Figure 6. Comparison of dark matter (DM) halo parameters from Kormendy & Freeman (2014) with visible matter parameters from Kormendy & Bender (2012). DM parameters are from maximum-disk rotation curve decompositions (black circles) or from cored isothermal halo models applied to the dispersion profiles of dSph galaxies (black triangles) or to the V ∝ r rotation curves and velocity dispersions of HI in dIm galaxies (upside-down black triangles) (see Kormendy & Freeman 2014, the source of this figure). Central projected densities are plotted for DM halos; effective surface densities Σe = Σ(re) are shown for visible components. Here re is the radius that contains half of the light of the component. Surface brightnesses are converted to stellar surface densities using mass-to-light ratios M / LV = 8 for ellipticals, 5 for classical bulges and S0 disks, and 2 for spiral galaxy disks, Im galaxies, and Sph galaxies.

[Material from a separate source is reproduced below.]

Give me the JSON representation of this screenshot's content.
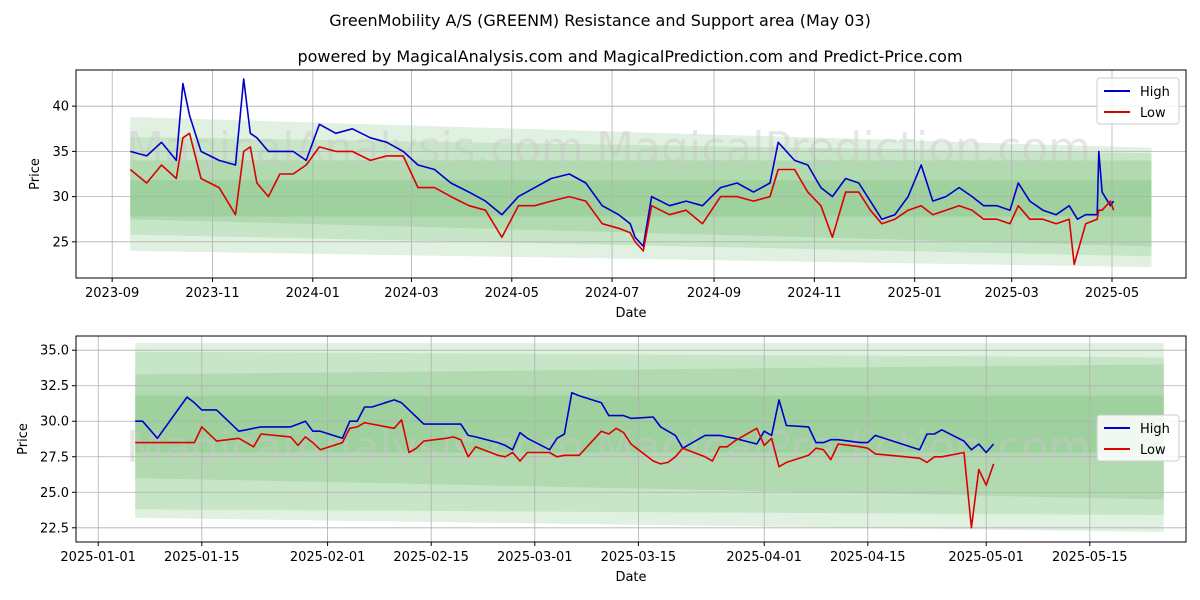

The important point here is this: At MV > -18, tinier dwarfs are more DM dominated, until by MV -10, they are essentially dark galaxies with just enough of a frosting of stars so that they can be detected. I emphasize two important points: (1) The differences between dIm and dSph galaxies in all parameter correlations shown in this paper are small. Whether or not a galaxy retains cold gas and can still form stars in today's Universe is a second-order effect. This argues - as Dekel & Silk (1986) already emphasized - that the primary effect that engineers the parameter correlations is supernova-driven baryon blowout or another process (such as a failure to capture baryons before cosmic reionization) that has the same effect. (2) Kormendy & Freeman (2014) suggest that there exists a large population of tiny halos that are essentially completely dark and that the discoverable galaxies at MV -13 represent a smaller and smaller fraction of tinier DM halos. This has been suggested as the solution to the problem that the fluctuation spectrum of cold dark matter predicts more dwarfs than are observed in environments like the Local Group (e.g., Moore et al. 1999; Klypin et al. 1999).